Long-term consequences of monkeypox virus infection or modified vaccinia virus Ankara vaccination in Belgium (MPX-COHORT and POQS-FU-PLUS): a 24-month prospective and retrospective cohort study

BACKGROUND: Given the continued global circulation of monkeypox virus (MPXV), we aimed to assess the long-term clinical consequences of MPXV infection and the continued presence of the virus in saliva, semen, and the anorectum. We also aimed to compare long-term antibody dynamics after MPXV infection with modified vaccinia Ankara-Bavarian Nordic (MVA-BN) vaccination.

METHODS: In this mixed retrospective and prospective cohort study, adults with acute MPXV infection at the Institute of Tropical Medicine (Antwerp, Belgium) were enrolled in a clinical registry (MPX-COHORT) from May 13, 2022, with follow-up at 1 month after infection. On Oct 3, 2022, we initiated a long-term follow-up study (POQS-FU-PLUS) to extend follow-up of people with mpox and to establish a parallel cohort of adults who received MVA-BN vaccination between Aug 3, 2022, and Jan 4, 2023. Participants were eligible for the second cohort if they received two doses of MVA-BN, unless they had previous smallpox vaccination, in which case one dose of MVA-BN sufficed. POQS-FU-PLUS visits were prospectively scheduled 8, 16, and 24 months after infection or vaccination. During these visits, participants with mpox underwent physical and mental health assessments and provided saliva, anorectal swabs, and serum and optionally semen (at month 8 only); people vaccinated with MVA-BN provided serum only. Missing serum samples were supplemented by biobanked serum samples collected during routine clinic visits within the same timeframe, as were serum samples predating MPXV infection and MVA-BN vaccination. Saliva, anorectal swabs, and semen were tested by MPXV PCR, and serum samples were tested for vaccinia virus (VACV) lysate, MPXV-E8L binding, and MPXV neutralising antibodies. Results were compared between people with MPXV infections and MVA-BN vaccination, taking into account childhood smallpox vaccination. The main outcomes were the in-depth clinical description of people with mpox, including complications, the long-term physical and mental health consequences of mpox, and antibody concentrations 8 months after MPXV infection and MVA-BN vaccination.
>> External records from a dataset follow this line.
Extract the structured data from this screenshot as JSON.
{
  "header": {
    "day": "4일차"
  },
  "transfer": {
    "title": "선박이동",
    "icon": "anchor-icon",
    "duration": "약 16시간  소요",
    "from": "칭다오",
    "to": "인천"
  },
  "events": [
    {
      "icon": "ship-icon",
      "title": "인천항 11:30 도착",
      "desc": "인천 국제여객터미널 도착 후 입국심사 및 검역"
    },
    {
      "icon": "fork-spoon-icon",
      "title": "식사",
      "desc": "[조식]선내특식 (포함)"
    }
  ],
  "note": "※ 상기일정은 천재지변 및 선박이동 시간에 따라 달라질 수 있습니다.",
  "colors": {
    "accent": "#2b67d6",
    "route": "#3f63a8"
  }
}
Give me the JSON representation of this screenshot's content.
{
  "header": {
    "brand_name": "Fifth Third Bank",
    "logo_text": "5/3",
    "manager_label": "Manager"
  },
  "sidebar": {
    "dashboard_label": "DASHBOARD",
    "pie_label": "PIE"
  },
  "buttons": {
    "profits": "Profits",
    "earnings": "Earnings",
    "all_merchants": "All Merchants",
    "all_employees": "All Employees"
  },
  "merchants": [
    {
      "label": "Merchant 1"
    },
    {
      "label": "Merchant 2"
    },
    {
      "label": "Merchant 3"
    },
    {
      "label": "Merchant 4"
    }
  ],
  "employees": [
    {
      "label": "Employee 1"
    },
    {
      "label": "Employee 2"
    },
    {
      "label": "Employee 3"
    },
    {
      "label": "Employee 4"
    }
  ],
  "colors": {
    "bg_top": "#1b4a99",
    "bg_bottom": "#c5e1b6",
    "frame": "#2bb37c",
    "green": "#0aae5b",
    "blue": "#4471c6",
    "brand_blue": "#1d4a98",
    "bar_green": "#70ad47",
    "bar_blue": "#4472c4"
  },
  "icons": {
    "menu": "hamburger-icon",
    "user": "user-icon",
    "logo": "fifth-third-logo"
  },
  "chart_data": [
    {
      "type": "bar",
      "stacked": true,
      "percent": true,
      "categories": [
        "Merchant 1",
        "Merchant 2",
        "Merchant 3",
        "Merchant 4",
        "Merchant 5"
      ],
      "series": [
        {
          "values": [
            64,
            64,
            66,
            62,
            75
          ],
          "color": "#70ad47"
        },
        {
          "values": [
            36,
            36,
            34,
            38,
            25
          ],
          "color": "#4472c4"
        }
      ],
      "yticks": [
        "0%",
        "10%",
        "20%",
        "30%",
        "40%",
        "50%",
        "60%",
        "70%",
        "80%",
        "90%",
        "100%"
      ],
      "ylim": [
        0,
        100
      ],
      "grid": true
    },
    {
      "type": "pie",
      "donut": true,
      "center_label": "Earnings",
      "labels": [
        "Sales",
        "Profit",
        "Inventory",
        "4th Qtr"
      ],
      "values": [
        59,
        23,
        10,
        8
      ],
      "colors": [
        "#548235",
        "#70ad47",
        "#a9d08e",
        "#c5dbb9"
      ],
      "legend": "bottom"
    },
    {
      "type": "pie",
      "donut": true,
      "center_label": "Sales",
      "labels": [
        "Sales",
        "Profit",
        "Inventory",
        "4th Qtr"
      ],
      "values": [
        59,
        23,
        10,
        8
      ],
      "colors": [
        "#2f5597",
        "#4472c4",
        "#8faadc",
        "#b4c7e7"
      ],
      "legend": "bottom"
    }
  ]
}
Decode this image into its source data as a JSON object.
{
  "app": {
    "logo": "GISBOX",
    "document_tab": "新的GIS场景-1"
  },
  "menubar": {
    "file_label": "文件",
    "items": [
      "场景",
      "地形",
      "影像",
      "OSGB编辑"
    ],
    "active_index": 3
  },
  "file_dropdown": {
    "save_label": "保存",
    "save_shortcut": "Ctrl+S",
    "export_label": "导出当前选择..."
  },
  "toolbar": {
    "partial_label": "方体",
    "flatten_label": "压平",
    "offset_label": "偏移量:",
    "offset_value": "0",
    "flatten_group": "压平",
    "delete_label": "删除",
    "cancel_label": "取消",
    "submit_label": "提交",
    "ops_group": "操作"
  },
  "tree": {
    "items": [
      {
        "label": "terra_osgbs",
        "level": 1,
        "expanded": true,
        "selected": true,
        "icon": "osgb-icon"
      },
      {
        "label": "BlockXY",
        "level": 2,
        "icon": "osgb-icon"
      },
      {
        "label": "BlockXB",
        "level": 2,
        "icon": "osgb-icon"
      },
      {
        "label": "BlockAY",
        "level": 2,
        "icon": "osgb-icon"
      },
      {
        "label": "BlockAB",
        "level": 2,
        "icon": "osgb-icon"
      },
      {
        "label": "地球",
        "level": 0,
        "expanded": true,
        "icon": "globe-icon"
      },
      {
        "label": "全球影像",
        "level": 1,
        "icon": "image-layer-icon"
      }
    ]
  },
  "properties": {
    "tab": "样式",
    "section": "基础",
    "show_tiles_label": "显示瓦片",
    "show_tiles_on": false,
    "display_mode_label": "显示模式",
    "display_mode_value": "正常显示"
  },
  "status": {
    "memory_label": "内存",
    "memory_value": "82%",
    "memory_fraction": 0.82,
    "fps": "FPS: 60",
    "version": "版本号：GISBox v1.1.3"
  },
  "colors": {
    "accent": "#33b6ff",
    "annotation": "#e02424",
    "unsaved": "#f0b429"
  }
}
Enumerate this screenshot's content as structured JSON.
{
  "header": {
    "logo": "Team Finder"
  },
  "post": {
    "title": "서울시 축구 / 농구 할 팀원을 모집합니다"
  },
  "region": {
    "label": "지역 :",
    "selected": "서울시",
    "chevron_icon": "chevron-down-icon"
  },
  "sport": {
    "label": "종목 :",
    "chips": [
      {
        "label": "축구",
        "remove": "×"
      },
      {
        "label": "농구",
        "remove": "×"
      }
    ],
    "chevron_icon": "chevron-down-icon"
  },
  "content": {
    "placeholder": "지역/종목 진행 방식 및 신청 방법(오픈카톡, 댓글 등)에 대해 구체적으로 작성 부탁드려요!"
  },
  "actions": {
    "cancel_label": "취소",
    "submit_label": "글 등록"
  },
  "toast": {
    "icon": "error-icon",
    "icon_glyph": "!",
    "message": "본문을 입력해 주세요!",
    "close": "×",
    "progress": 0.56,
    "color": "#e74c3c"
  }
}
FINDINGS: Of 250 individuals with MPXV infection, 237 were enrolled (199 prospectively and 38 retrospectively). Of 1728 people with MVA-BN vaccines, 210 were enrolled (209 prospectively and one retrospectively). Of people with MPXV infection, 112 (47%) of 237 attended follow-up at 8 months, 134 (57%) at 16 months, and 63 (27%) at 24 months. For people vaccinated with MVA-BN, 205 (98%) of 210 attended follow-up at 8 months, 161 (77%) at 16 months, and 144 (69%) at 24 months. The median age of all participants was 40 years (IQR 33-48). The majority (425 [96%] of 443) identified as men. Scarring occurred in 33 (46%) of 71 patients with mpox at month 8, 17 (30%) of 57 at month 16, and 20 (32%) of 63 at month 24. Other symptoms largely resolved within a year. All saliva and anorectal MPXV PCR were negative at follow-up (69 swabs were collected at 8 months, 51 at 16 months, and 63 at 24 months; upper 95% CI 5%, 7%, and 6% respectively); semen MPXV PCR at month 8 was negative for all 23 swabs (upper 95% CI 15%). At month 8, among participants not vaccinated against smallpox during childhood, MVA-BN induced lower binding antibody concentrations than MPXV infection (0·39 fold-change, 95% CI 0·25-0·62, p<0·0001 for VACV antibodies; 0·60 fold-change, 95% CI 0·46-0·79, p=0·0017 for MPXV-E8L antibodies); MPXV neutralising antibodies were detected in only 4% (95% CI 1-17%) of people with MVA-BN vaccines; and intradermal vaccination elicited lower binding antibody concentrations than subcutaneous vaccination (0·26 fold-change, 95% CI 0·17-0·39, p<0·0001 for VACV antibodies; 0·54 fold-change, 95% CI 0·37-0·77, p=0·0009 for MPXV-E8L antibodies).

INTERPRETATION: Individuals previously infected with MPXV show strong and durable immunological memory lasting up to 2 years after infection, in contrast to the less robust and shorter-lived response observed after MVA-BN vaccination. These findings suggest that MPXV infection confers long-term protection against reinfection, whereas vaccine-induced immunity can wane over time and requires boosting. Further studies are needed to determine whether booster doses can enhance the durability of immunological memory in previously vaccinated individuals. Should booster vaccination prove beneficial, targeted revaccination campaigns will be necessary to maintain population-level protection.

FUNDING: Research Foundation-Flanders; Department of Economy, Science and Innovation Flanders; and Netherlands Organization for Health Research and Development.